Project for assignment 1 of Machine Learning and Data Mining course
This project has 4 main folders:
-
algorithm: python classes and functions for solving the problem
-
input: empty folder to place files
-
output: folder where the final prediction is
-
report: folder with latex files to create the report
In order to run the code you go to the algorithm folder and run
python Main.py
This will run the default mode of the project. This mode use 0.3 as regularization parameter, predict the labels for the test data and save the results in output folder and will not use any dimensionality reduction process.
If you want to use other modes you can run the project with parameters:
python Main.py l p r --value_reduction x --histo
- l is the regularization value
- p is the process to do (cross: run the 10-fold cross-validation with the specific parameters; test: run a testing over a 1/3 of the data, training with the rest 2/3 of the data and will show a confusion matrix; predict: run a prediction for the test data, using all the data for training).

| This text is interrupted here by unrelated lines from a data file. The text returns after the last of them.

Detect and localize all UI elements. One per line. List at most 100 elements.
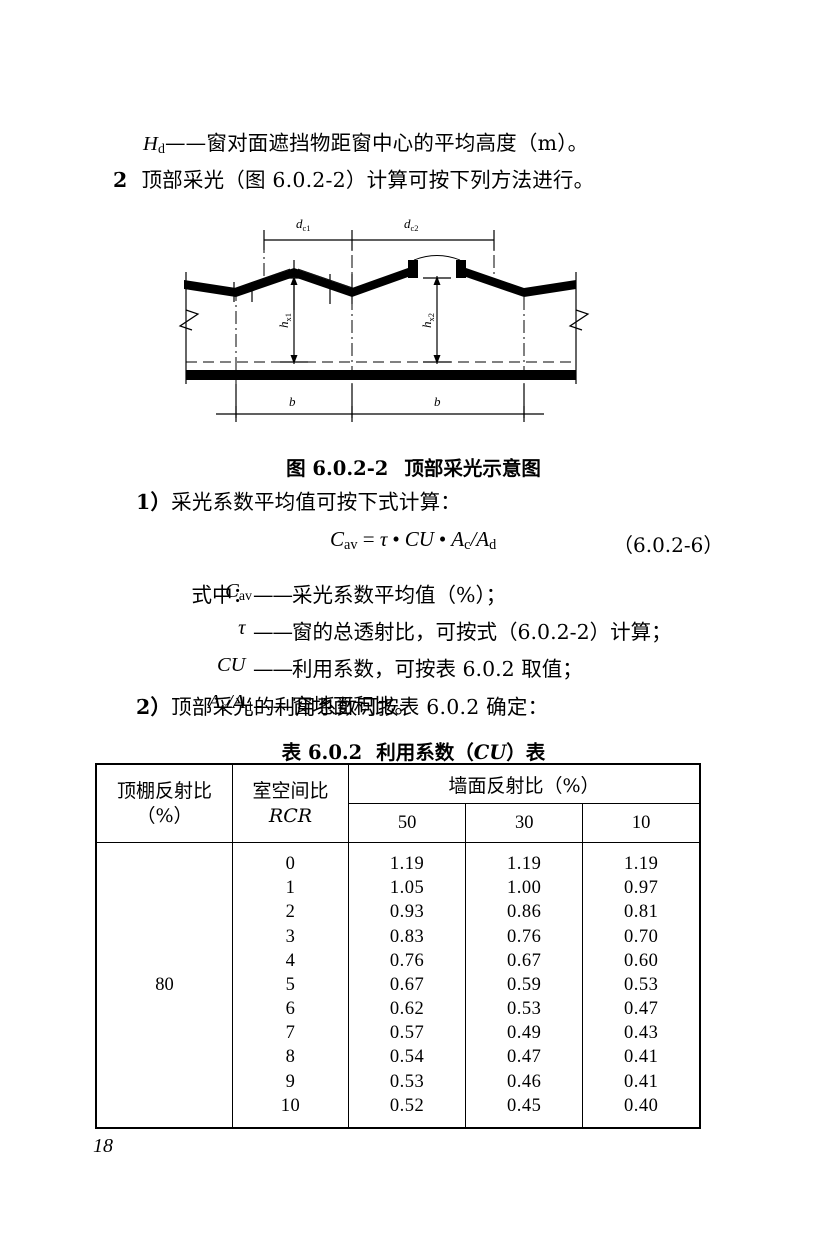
header-rcr-line2: RCR [268, 804, 313, 827]
table-cell-value: 1.00 [507, 878, 542, 899]
header-wall-reflectance-group: 墙面反射比（%） [348, 763, 701, 804]
where-dash-cu: —— [253, 657, 293, 681]
formula-ac: Ac [451, 527, 470, 553]
header-wall-50: 50 [347, 803, 467, 843]
figure-label-dc2: dc2 [404, 216, 419, 233]
where-text-area-ratio: 窗地面积比。 [292, 694, 415, 718]
table-cell-value: 0.62 [389, 999, 425, 1020]
formula-tau: τ [379, 527, 388, 551]
table-cell-value: 0.41 [623, 1047, 659, 1068]
where-dash-tau: —— [253, 620, 293, 644]
table-cell-value: 6 [285, 999, 296, 1020]
cell-col-50: 1.19 1.05 0.93 0.83 0.76 0.67 0.62 0.57 0.54 0.53… [347, 842, 467, 1129]
table-cell-value: 2 [285, 902, 296, 923]
where-row-area-ratio: Ac/Ad ——窗地面积比。 [208, 689, 415, 719]
where-row-tau: τ ——窗的总透射比，可按式（6.0.2-2）计算； [238, 615, 672, 645]
where-symbol-tau-letter: τ [238, 617, 246, 639]
formula-cu: CU [404, 527, 434, 551]
symbol-hd: Hd [143, 133, 165, 157]
definition-line-hd: Hd——窗对面遮挡物距窗中心的平均高度（m）。 [143, 133, 588, 157]
table-title-label: 表 6.0.2 [281, 741, 363, 764]
table-cell-value: 0.67 [389, 974, 425, 995]
sub-item-2: 2）顶部采光的利用系数可按表 6.0.2 确定： [136, 697, 548, 718]
table-body-row: 80 0 1 2 3 4 5 6 7 8 9 10 1.19 1.05 0.93 0.83 0.76 0.67… [95, 842, 702, 1129]
roof-section-svg: .sld { stroke:#000; stroke-width:1.2; fi… [178, 216, 590, 422]
figure-caption: 图 6.0.2-2 顶部采光示意图 [0, 452, 827, 481]
formula-cav-letter: C [330, 527, 345, 551]
table-title: 表 6.0.2 利用系数（CU）表 [0, 736, 827, 765]
table-cell-value: 0.47 [507, 1047, 542, 1068]
table-cell-value: 0.97 [623, 878, 659, 899]
list-item-2-text: 顶部采光（图 6.0.2-2）计算可按下列方法进行。 [141, 168, 595, 192]
list-item-2-number: 2 [113, 168, 128, 192]
header-ceiling-reflectance: 顶棚反射比 （%） [95, 763, 233, 843]
where-symbol-ac-subscript: c [220, 700, 227, 716]
table-cell-value: 10 [280, 1095, 301, 1116]
header-rcr-line1: 室空间比 [252, 780, 329, 803]
figure-label-b-left: b [289, 394, 296, 409]
figure-label-dc1: dc1 [296, 216, 311, 233]
col-10-stack: 1.19 0.97 0.81 0.70 0.60 0.53 0.47 0.43 0.41 0.41… [583, 843, 699, 1127]
table-cell-value: 0.41 [623, 1071, 659, 1092]
sub-item-1-number: 1） [136, 490, 172, 514]
ceiling-reflectance-value: 80 [155, 974, 174, 995]
where-text-cav: 采光系数平均值（%）； [292, 583, 507, 607]
table-cell-value: 0.40 [623, 1095, 659, 1116]
header-ceiling-line2: （%） [136, 804, 193, 827]
page-number: 18 [93, 1135, 113, 1157]
table-cell-value: 3 [285, 926, 296, 947]
table-cell-value: 0.53 [389, 1071, 425, 1092]
figure-caption-label: 图 6.0.2-2 [286, 457, 389, 480]
symbol-hd-letter: H [143, 133, 159, 155]
where-symbol-cav: Cav [225, 578, 253, 605]
table-cell-value: 1.19 [507, 853, 542, 874]
sub-item-1: 1）采光系数平均值可按下式计算： [136, 492, 461, 513]
col-30-stack: 1.19 1.00 0.86 0.76 0.67 0.59 0.53 0.49 0.47 0.46… [466, 843, 582, 1127]
table-cell-value: 0.43 [623, 1023, 659, 1044]
table-title-cu: CU [473, 741, 507, 764]
list-item-2: 2 顶部采光（图 6.0.2-2）计算可按下列方法进行。 [113, 170, 594, 191]
figure-label-hx2: hx2 [419, 313, 436, 328]
table-cell-value: 0.60 [623, 950, 659, 971]
formula-cav-subscript: av [344, 537, 358, 554]
table-cell-value: 0.86 [507, 902, 542, 923]
table-cell-value: 0.46 [507, 1071, 542, 1092]
where-dash-cav: —— [253, 583, 293, 607]
table-cell-value: 5 [285, 974, 296, 995]
table-cell-value: 0.53 [623, 974, 659, 995]
table-cell-value: 0.47 [623, 999, 659, 1020]
where-symbol-ac-letter: A [208, 691, 221, 713]
table-cell-value: 9 [285, 1071, 296, 1092]
table-title-text: 利用系数（CU）表 [376, 741, 546, 764]
where-symbol-cu-letter: CU [216, 654, 246, 676]
table-cell-value: 8 [285, 1047, 296, 1068]
where-symbol-ad-letter: /A [226, 691, 246, 713]
table-cell-value: 0.70 [623, 926, 659, 947]
sub-item-2-text: 顶部采光的利用系数可按表 6.0.2 确定： [171, 695, 549, 719]
table-cell-value: 1.19 [623, 853, 659, 874]
formula-dot-1: • [392, 527, 400, 551]
col-50-stack: 1.19 1.05 0.93 0.83 0.76 0.67 0.62 0.57 0.54 0.53… [349, 843, 465, 1127]
where-symbol-cav-subscript: av [238, 589, 252, 605]
figure-top-lighting-diagram: .sld { stroke:#000; stroke-width:1.2; fi… [176, 202, 626, 442]
table-cell-value: 0 [285, 853, 296, 874]
table-cell-value: 0.57 [389, 1023, 425, 1044]
table-cell-value: 0.52 [389, 1095, 425, 1116]
table-cell-value: 4 [285, 950, 296, 971]
utilization-coefficient-table: 顶棚反射比 （%） 室空间比 RCR 墙面反射比（%） 50 30 10 80 … [95, 763, 702, 1129]
where-symbol-cav-letter: C [225, 580, 239, 602]
where-text-cu: 利用系数，可按表 6.0.2 取值； [292, 657, 583, 681]
table-cell-value: 7 [285, 1023, 296, 1044]
formula-ad-subscript: d [489, 537, 497, 554]
header-room-cavity-ratio: 室空间比 RCR [232, 763, 349, 843]
cell-col-30: 1.19 1.00 0.86 0.76 0.67 0.59 0.53 0.49 0.47 0.46… [465, 842, 584, 1129]
formula-ad: Ad [476, 527, 497, 554]
table-cell-value: 0.45 [507, 1095, 542, 1116]
where-lead-label: 式中： [191, 583, 254, 607]
table-header-row-1: 顶棚反射比 （%） 室空间比 RCR 墙面反射比（%） [95, 763, 701, 843]
formula-cav: Cav [330, 527, 358, 554]
header-wall-30: 30 [465, 803, 584, 843]
sub-item-1-text: 采光系数平均值可按下式计算： [171, 490, 461, 514]
cell-ceiling-value: 80 [95, 842, 233, 1129]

- r is the dimensionality reduction process (common: reduce the data matrix just chosing the columns with less than x rows with values, pca: apply pca to the data matrix using x as a parameter of n_components, none: do not apply any pre-processing)
- x is the value to use in dimensionality reduction
- if you place --histo in the run command, just a histogram of the distribution of the labels in training data is showed, and the execution does not continue.